在留資格手続きの手数料改定で企業負担が拡大へ

 在留資格手続きの手数料が改定される見通しです。政府は2026年度にも制度改定を実施する方向で検討しており、外国人材を受け入れる企業にとっては大きな負担増となる可能性があります。これにより、在留資格の更新・変更手数料は現行の6,000円から数万円規模へ、永住許可申請は最大30万円程度へ引き上げられる方向で議論が進んでいます。ただし、具体的な金額はまだ最終決定には至っておらず、今後の制度設計や国会審議を経て確定する見込みです。

 今回の改定は、入管業務の審査負担の増加と国際比較が背景にあります。日本の在留資格手数料は主要国と比べて著しく低く、永住申請費用は米国やオーストラリアの数分の一にとどまっていました。政府は審査体制の強化やデジタル化を進めるため、受益者負担の考え方を強めています。こうした状況から、今回の見直しは単なる値上げではなく、制度全体を再設計する動きとして捉える必要があります。

 企業にとって最も影響が大きいのは、更新頻度の高い在留資格を持つ外国人材です。外国人技能実習生、特定技能、技術・人文知識・国際業務など、1〜3年ごとに更新が必要な在留資格では、1人あたりの年間コストがこれまでの数倍に増える可能性があります。これまで「更新料6,000円」を前提に運用してきた企業にとって、数万円規模への引き上げは大きな負担となります。

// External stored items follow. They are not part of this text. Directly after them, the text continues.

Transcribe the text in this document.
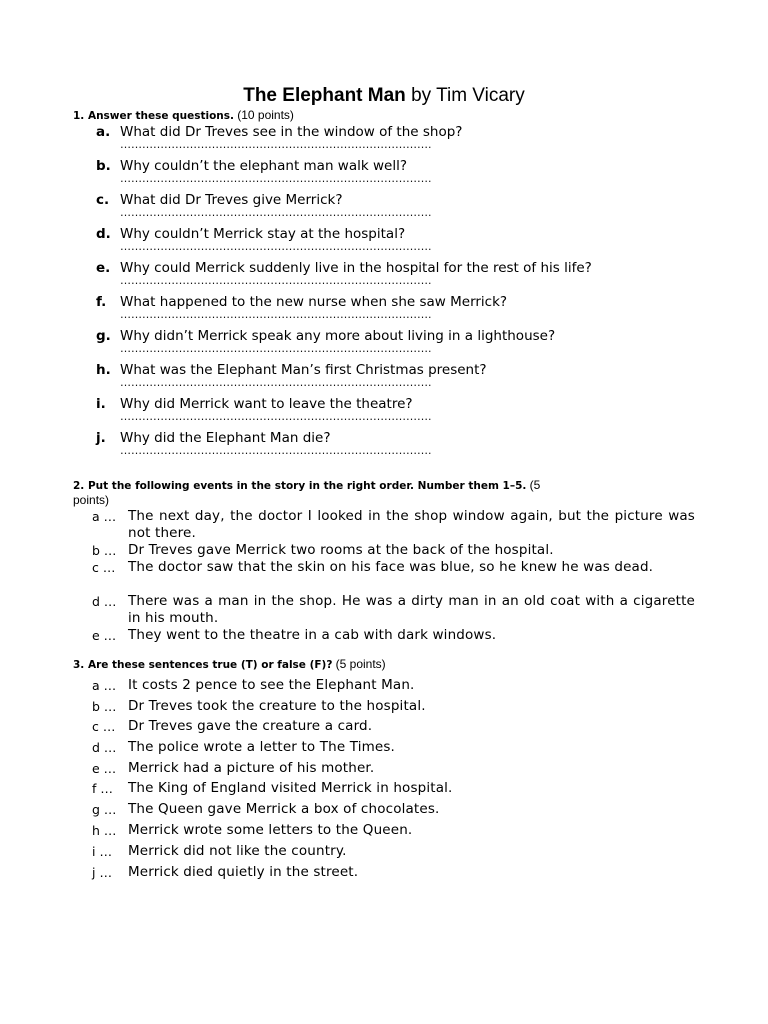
The Elephant Man by Tim Vicary
1. Answer these questions. (10 points)
a. What did Dr Treves see in the window of the shop?
………………………………………………………………………….
b. Why couldn’t the elephant man walk well?
………………………………………………………………………….
c. What did Dr Treves give Merrick?
………………………………………………………………………….
d. Why couldn’t Merrick stay at the hospital?
………………………………………………………………………….
e. Why could Merrick suddenly live in the hospital for the rest of his life?
………………………………………………………………………….
f. What happened to the new nurse when she saw Merrick?
………………………………………………………………………….
g. Why didn’t Merrick speak any more about living in a lighthouse?
………………………………………………………………………….
h. What was the Elephant Man’s first Christmas present?
………………………………………………………………………….
i. Why did Merrick want to leave the theatre?
………………………………………………………………………….
j. Why did the Elephant Man die?
………………………………………………………………………….
2. Put the following events in the story in the right order. Number them 1–5. (5
points)
a … The next day, the doctor I looked in the shop window again, but the picture was not there.
b … Dr Treves gave Merrick two rooms at the back of the hospital.
c … The doctor saw that the skin on his face was blue, so he knew he was dead.
d … There was a man in the shop. He was a dirty man in an old coat with a cigarette in his mouth.
e … They went to the theatre in a cab with dark windows.
3. Are these sentences true (T) or false (F)? (5 points)
a … It costs 2 pence to see the Elephant Man.
b … Dr Treves took the creature to the hospital.
c … Dr Treves gave the creature a card.
d … The police wrote a letter to The Times.
e … Merrick had a picture of his mother.
f … The King of England visited Merrick in hospital.
g … The Queen gave Merrick a box of chocolates.
h … Merrick wrote some letters to the Queen.
i … Merrick did not like the country.
j … Merrick died quietly in the street.
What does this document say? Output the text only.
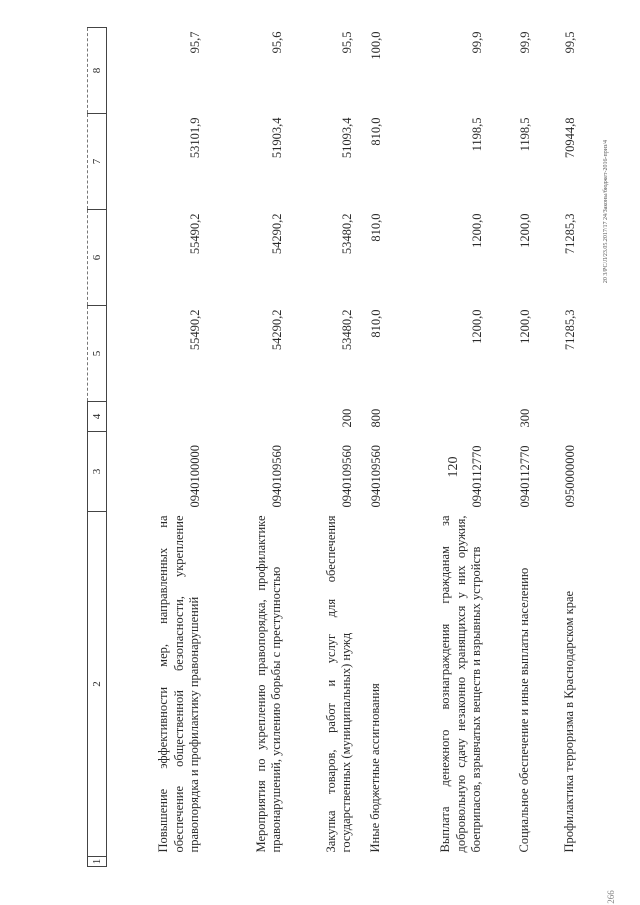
120
20 3/РС/Л/23.05.2017/17 24/Законы/бюджет-2016-приз/4
266
1	2	3	4	5	6	7	8
	Повышение эффективности мер, направленных на обеспечение общественной безопасности, укрепление правопорядка и профилактику правонарушений	0940100000		55490,2	55490,2	53101,9	95,7
	Мероприятия по укреплению правопорядка, профилактике правонарушений, усилению борьбы с преступностью	0940109560		54290,2	54290,2	51903,4	95,6
	Закупка товаров, работ и услуг для обеспечения государственных (муниципальных) нужд	0940109560	200	53480,2	53480,2	51093,4	95,5
	Иные бюджетные ассигнования	0940109560	800	810,0	810,0	810,0	100,0
	Выплата денежного вознаграждения гражданам за добровольную сдачу незаконно хранящихся у них оружия, боеприпасов, взрывчатых веществ и взрывных устройств	0940112770		1200,0	1200,0	1198,5	99,9
	Социальное обеспечение и иные выплаты населению	0940112770	300	1200,0	1200,0	1198,5	99,9
	Профилактика терроризма в Краснодарском крае	0950000000		71285,3	71285,3	70944,8	99,5
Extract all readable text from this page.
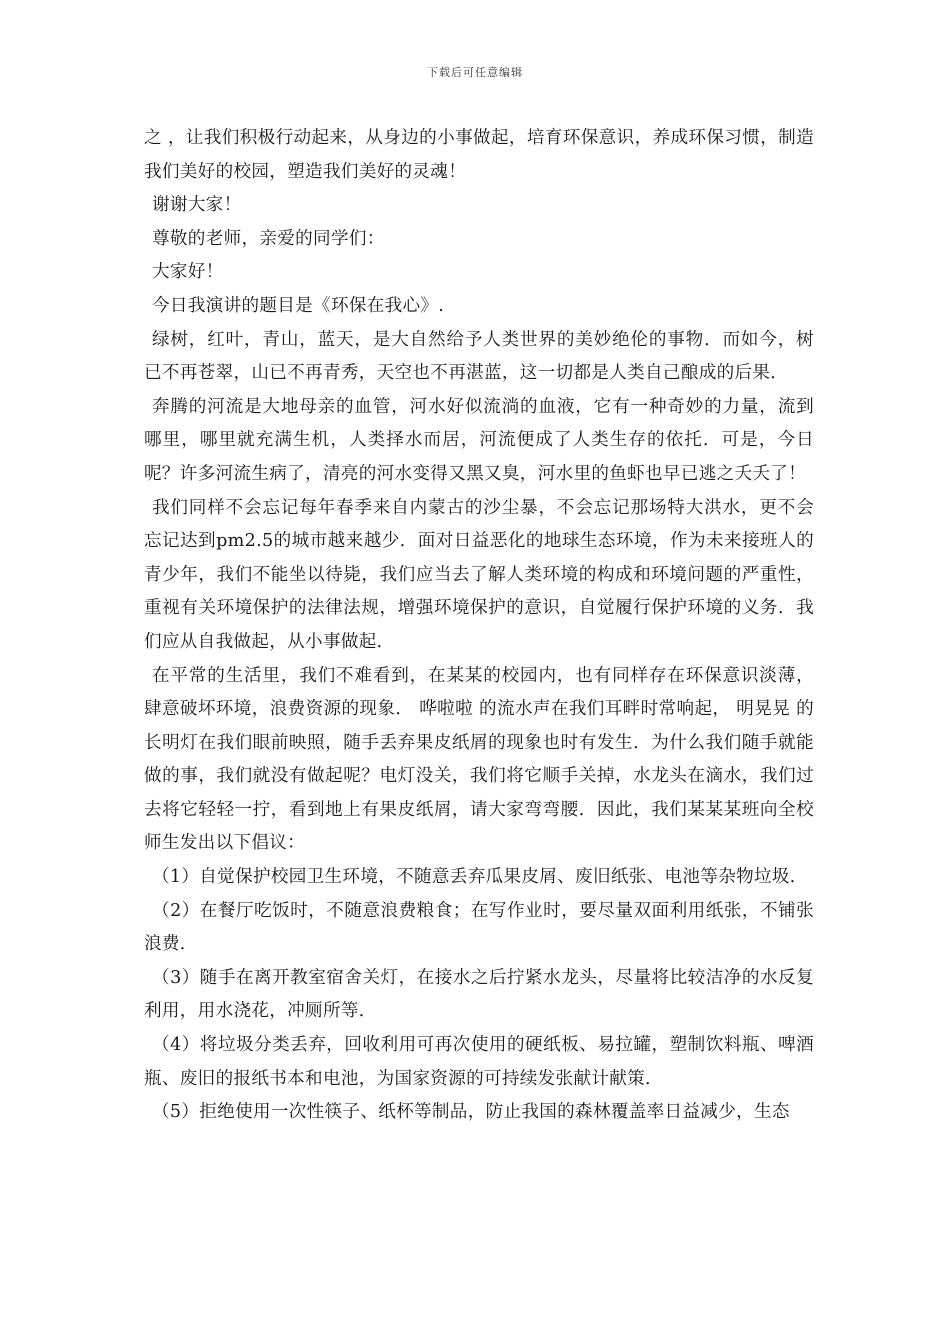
下载后可任意编辑

之 ，让我们积极行动起来，从身边的小事做起，培育环保意识，养成环保习惯，制造我们美好的校园，塑造我们美好的灵魂！

谢谢大家！

尊敬的老师，亲爱的同学们：

大家好！

今日我演讲的题目是《环保在我心》.

绿树，红叶，青山，蓝天，是大自然给予人类世界的美妙绝伦的事物．而如今，树已不再苍翠，山已不再青秀，天空也不再湛蓝，这一切都是人类自己酿成的后果．

奔腾的河流是大地母亲的血管，河水好似流淌的血液，它有一种奇妙的力量，流到哪里，哪里就充满生机，人类择水而居，河流便成了人类生存的依托．可是，今日呢？许多河流生病了，清亮的河水变得又黑又臭，河水里的鱼虾也早已逃之夭夭了！

我们同样不会忘记每年春季来自内蒙古的沙尘暴，不会忘记那场特大洪水，更不会忘记达到pm2.5的城市越来越少．面对日益恶化的地球生态环境，作为未来接班人的青少年，我们不能坐以待毙，我们应当去了解人类环境的构成和环境问题的严重性，重视有关环境保护的法律法规，增强环境保护的意识，自觉履行保护环境的义务．我们应从自我做起，从小事做起．

在平常的生活里，我们不难看到，在某某的校园内，也有同样存在环保意识淡薄，肆意破坏环境，浪费资源的现象． 哗啦啦 的流水声在我们耳畔时常响起， 明晃晃 的长明灯在我们眼前映照，随手丢弃果皮纸屑的现象也时有发生．为什么我们随手就能做的事，我们就没有做起呢？电灯没关，我们将它顺手关掉，水龙头在滴水，我们过去将它轻轻一拧，看到地上有果皮纸屑，请大家弯弯腰．因此，我们某某某班向全校师生发出以下倡议：

（1）自觉保护校园卫生环境，不随意丢弃瓜果皮屑、废旧纸张、电池等杂物垃圾．

（2）在餐厅吃饭时，不随意浪费粮食；在写作业时，要尽量双面利用纸张，不铺张浪费．

（3）随手在离开教室宿舍关灯，在接水之后拧紧水龙头，尽量将比较洁净的水反复利用，用水浇花，冲厕所等．

（4）将垃圾分类丢弃，回收利用可再次使用的硬纸板、易拉罐，塑制饮料瓶、啤酒瓶、废旧的报纸书本和电池，为国家资源的可持续发张献计献策．

（5）拒绝使用一次性筷子、纸杯等制品，防止我国的森林覆盖率日益减少，生态
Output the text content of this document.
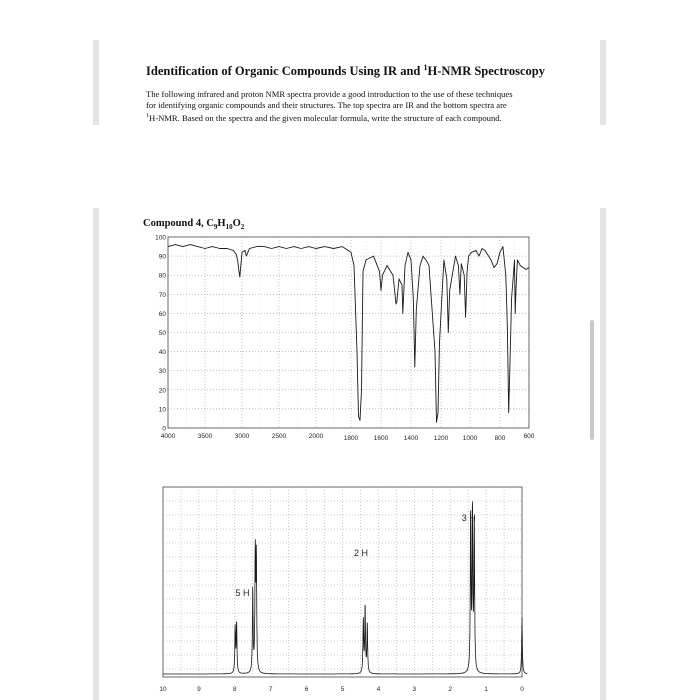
Identification of Organic Compounds Using IR and $^1$H-NMR Spectroscopy
The following infrared and proton NMR spectra provide a good introduction to the use of these techniques
for identifying organic compounds and their structures. The top spectra are IR and the bottom spectra are
$^1$H-NMR. Based on the spectra and the given molecular formula, write the structure of each compound.
Compound 4, $C_9H_{10}O_2$
100
90
80
70
60
50
40
30
20
10
0
4000	3500	3000	2500	2000	1800 1600 1400 1200 1000	800	600
10	9	8	7	6	5	4	3	2	1	0
5 H
2 H
3 H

 さらに、審査の厳格化も進む見通しです。今回の手数料改定は、入管庁が審査体制を強化するための財源確保という側面もあり、費用増と審査強化は連動して進められています。企業側の書類不備や管理体制の不備は、これまで以上に不許可リスクを高めることになります。職務内容の整合性、労働条件の適正性、在留資格要件の理解など、制度への深い理解と適切な管理が求められる時代に入ります。従来のような形式的な対応では十分とは言えず、実質的な運用体制の整備が必要になります。

 こうした状況を踏まえ、企業が今から準備すべきは、制度施行前の更新手続きの前倒しです。在留期間の更新を前倒しできる外国人材は、在留期限が近い、勤務実態が安定している、職務内容に変更がないなど、一定の条件を満たす場合に限られますが、該当者については現行費用で更新できる可能性があり、短期的なコスト抑制につながります。

 在留資格手続きの大幅値上げは、外国人雇用のコスト構造を根本から変える制度改正です。企業は単なる費用増として捉えるのではなく、受け入れ体制を再構築する契機と捉え、戦略的な対応を進めることが求められます。

外国人労働者の増加に伴い、在留資格審査が厳格化する。